The observations table
A simplified agent-memory database fits in one schema:
CREATE TABLE observations (
id INTEGER PRIMARY KEY, -- unique row id; no two observations share one
session_id TEXT, -- which working session produced this
project TEXT, -- which codebase/project it belongs to
created_at TIMESTAMP, -- when it was written; used to sort by recency
kind TEXT, -- 'decision' | 'pattern' | 'bug-fix' | 'todo'
content TEXT, -- the actual remembered text the agent searches
embedding BLOB -- the content as a vector, for semantic search
);
-- Indexes make the common lookups fast (more on indexes in Module 3).
CREATE INDEX idx_session ON observations(session_id); -- "everything from this session"
CREATE INDEX idx_project ON observations(project); -- "everything in this project"
QMD's index lives at ~/.cache/qmd/index.sqlite with the sqlite-vec extension and SQLite's built-in FTS5 module. claude-mem keeps sessions and observations in SQLite paired with a vector sidecar. Aider's repo-map cache uses diskcache, itself SQLite under the hood.
Three ranking signals
Once the database is set, agent memory becomes a question of what to rank by. Three signals show up across every serious tool, and a single agent often combines all three.

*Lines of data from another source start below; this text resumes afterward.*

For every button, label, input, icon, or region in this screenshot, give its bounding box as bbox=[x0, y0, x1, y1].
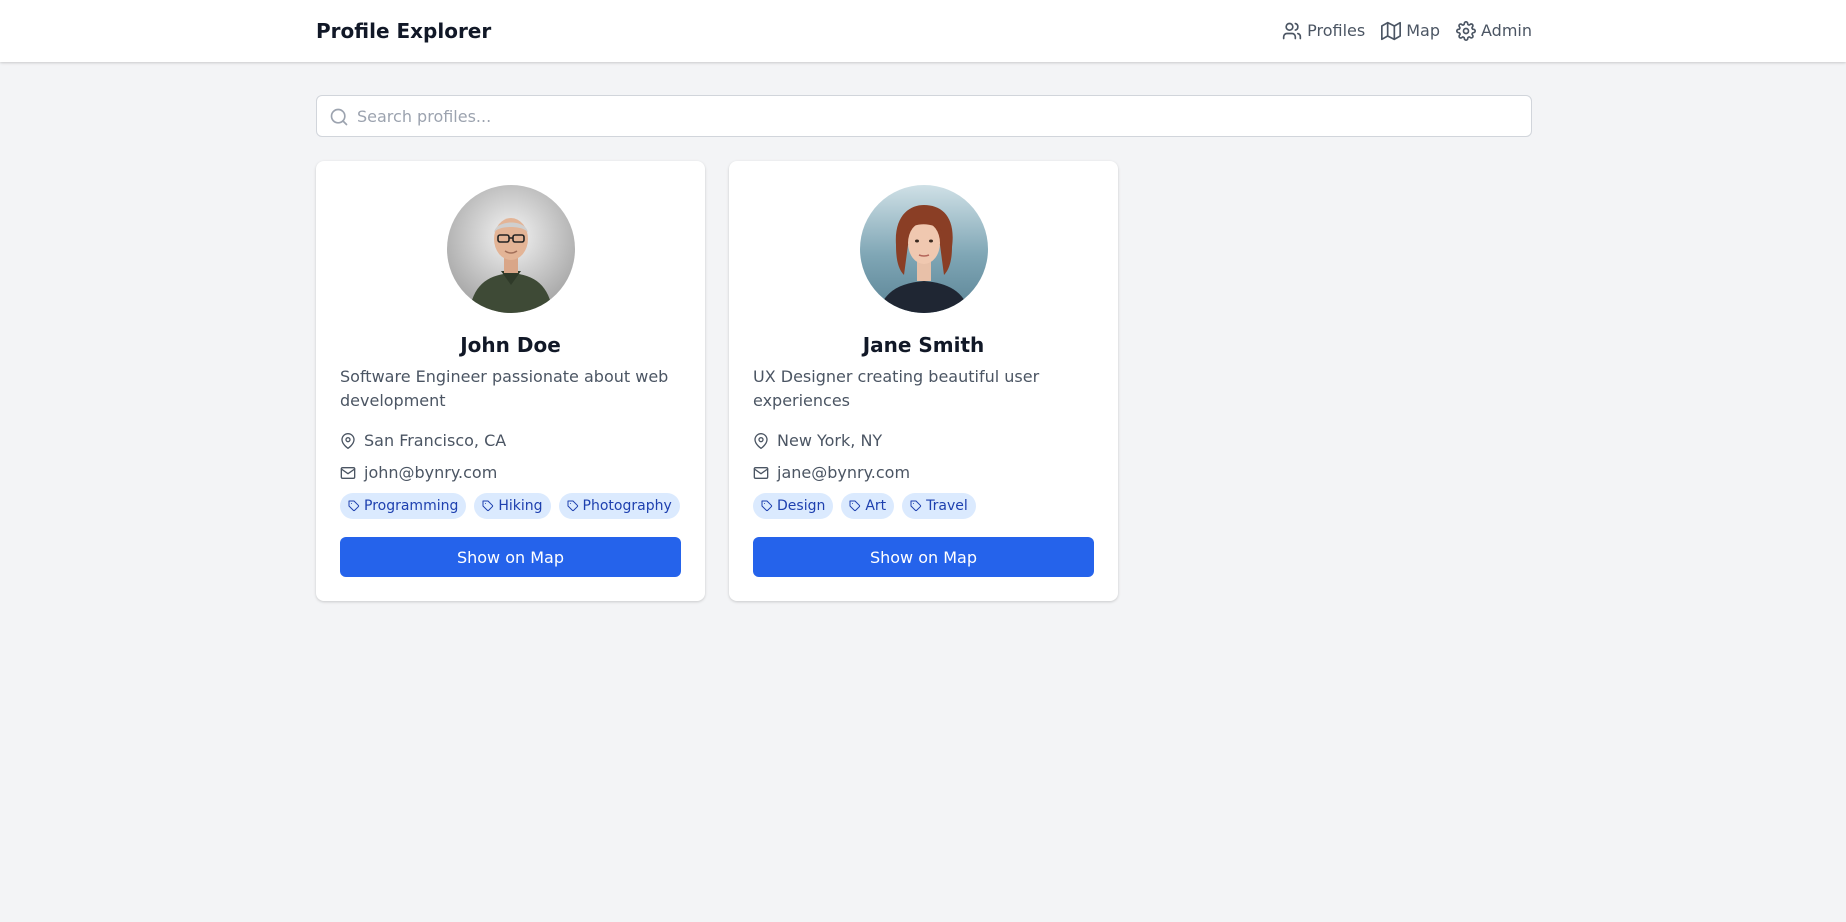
show-on-map-button[interactable]: Show on Map bbox=[340, 537, 681, 577]
tag-icon bbox=[348, 500, 360, 512]
profile-bio: UX Designer creating beautiful user expe… bbox=[753, 367, 1040, 410]
tag-label: Art bbox=[865, 498, 887, 514]
nav-links: Profiles Map Admin bbox=[1282, 19, 1532, 43]
avatar bbox=[860, 185, 988, 313]
tag-badge: Programming bbox=[340, 493, 467, 519]
nav-link-label: Profiles bbox=[1307, 21, 1366, 40]
profile-card: Jane Smith UX Designer creating beautifu… bbox=[729, 161, 1118, 601]
mail-icon bbox=[753, 467, 769, 479]
users-icon bbox=[1282, 22, 1302, 40]
tag-label: Programming bbox=[364, 498, 459, 514]
profile-name: John Doe bbox=[460, 333, 561, 357]
tag-badge: Design bbox=[753, 493, 834, 519]
tag-icon bbox=[761, 500, 773, 512]
tag-icon bbox=[910, 500, 922, 512]
profile-email: jane@bynry.com bbox=[753, 461, 910, 485]
profile-email: john@bynry.com bbox=[340, 461, 497, 485]
profile-bio: Software Engineer passionate about web d… bbox=[340, 367, 669, 410]
tag-list: Programming Hiking Photography bbox=[340, 493, 680, 519]
nav-link-map[interactable]: Map bbox=[1381, 19, 1440, 43]
tag-badge: Travel bbox=[902, 493, 976, 519]
search-icon bbox=[330, 108, 348, 126]
map-pin-icon bbox=[341, 433, 355, 449]
nav-link-admin[interactable]: Admin bbox=[1456, 19, 1532, 43]
tag-badge: Hiking bbox=[474, 493, 551, 519]
gear-icon bbox=[1456, 21, 1476, 41]
map-pin-icon bbox=[754, 433, 768, 449]
tag-label: Design bbox=[777, 498, 826, 514]
nav-link-label: Admin bbox=[1481, 21, 1532, 40]
location-text: New York, NY bbox=[777, 431, 883, 450]
show-on-map-button[interactable]: Show on Map bbox=[753, 537, 1094, 577]
tag-icon bbox=[849, 500, 861, 512]
profile-name: Jane Smith bbox=[862, 333, 985, 357]
tag-badge: Art bbox=[841, 493, 895, 519]
avatar bbox=[447, 185, 575, 313]
tag-badge: Photography bbox=[558, 493, 680, 519]
nav-link-label: Map bbox=[1406, 21, 1440, 40]
search-input[interactable] bbox=[357, 96, 1517, 136]
nav-link-profiles[interactable]: Profiles bbox=[1282, 19, 1365, 43]
avatar-photo bbox=[860, 185, 988, 313]
location-text: San Francisco, CA bbox=[364, 431, 507, 450]
profile-location: New York, NY bbox=[753, 429, 882, 453]
profile-card: John Doe Software Engineer passionate ab… bbox=[316, 161, 705, 601]
tag-label: Travel bbox=[926, 498, 968, 514]
tag-list: Design Art Travel bbox=[753, 493, 976, 519]
tag-icon bbox=[482, 500, 494, 512]
profile-location: San Francisco, CA bbox=[340, 429, 506, 453]
avatar-photo bbox=[447, 185, 575, 313]
tag-icon bbox=[567, 500, 578, 512]
email-text: john@bynry.com bbox=[364, 463, 498, 482]
mail-icon bbox=[340, 467, 356, 479]
map-icon bbox=[1381, 21, 1402, 41]
navbar: Profile Explorer Profiles Map Admin bbox=[0, 0, 1846, 62]
search-bar bbox=[316, 95, 1532, 137]
email-text: jane@bynry.com bbox=[777, 463, 911, 482]
tag-label: Photography bbox=[582, 498, 672, 514]
app-title[interactable]: Profile Explorer bbox=[316, 17, 491, 45]
tag-label: Hiking bbox=[498, 498, 543, 514]
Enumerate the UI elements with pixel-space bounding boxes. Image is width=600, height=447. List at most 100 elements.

1. Keyword search (BM25, "Best Matching 25", a standard text-ranking algorithm). Classical full-text search weighted by term frequency and inverse document frequency, built into SQLite via FTS5. Best for exact recall: "find where we mentioned verifyJWTWithScope."
-- "What did we decide about auth in this project?"
-- observations_fts is an FTS5 virtual table over observations.content.
SELECT o.content FROM observations o
JOIN observations_fts f ON f.rowid = o.id
WHERE observations_fts MATCH 'auth'
AND o.project = 'cs145'
AND o.kind = 'decision'
ORDER BY bm25(observations_fts)
LIMIT 10;
2. Vector similarity. Embedding-based semantic search. The question is converted to a vector and the agent retrieves observations whose vectors point the same way. Best for paraphrase: "what are we doing about token refresh?" surfaces any observation about session lifetime even if "refresh" never appears.
-- :query_embedding is computed beforehand by an external embedding model.
SELECT content FROM observations
WHERE project = 'cs145'
ORDER BY vec_distance_cosine(embedding, :query_embedding) ASC
LIMIT 10;
3. Graph centrality (PageRank). Code-aware retrieval rather than session memory. Parse the codebase with tree-sitter, treat files as nodes and symbol references as edges, run personalized PageRank seeded on what the user is asking about. Aider's RepoMap is the canonical implementation; claude-mem ships its own as the smart-explore skill. The PageRank runs in application code; the symbol graph sits in the same SQLite database.
The three are orthogonal. BM25 catches what you said. Vectors catch what you meant. PageRank catches what is structurally relevant in your code right now. The right mix is workload-specific, and because the database speaks SQL, tuning the retrieval is a query edit, not a rebuild: weight BM25 twice as heavily by editing the ORDER BY; filter by recency by adding a WHERE. The same declarative power you have all course (say what you want, let the engine decide how) is what lets an agent builder iterate on memory by editing one line of SQL.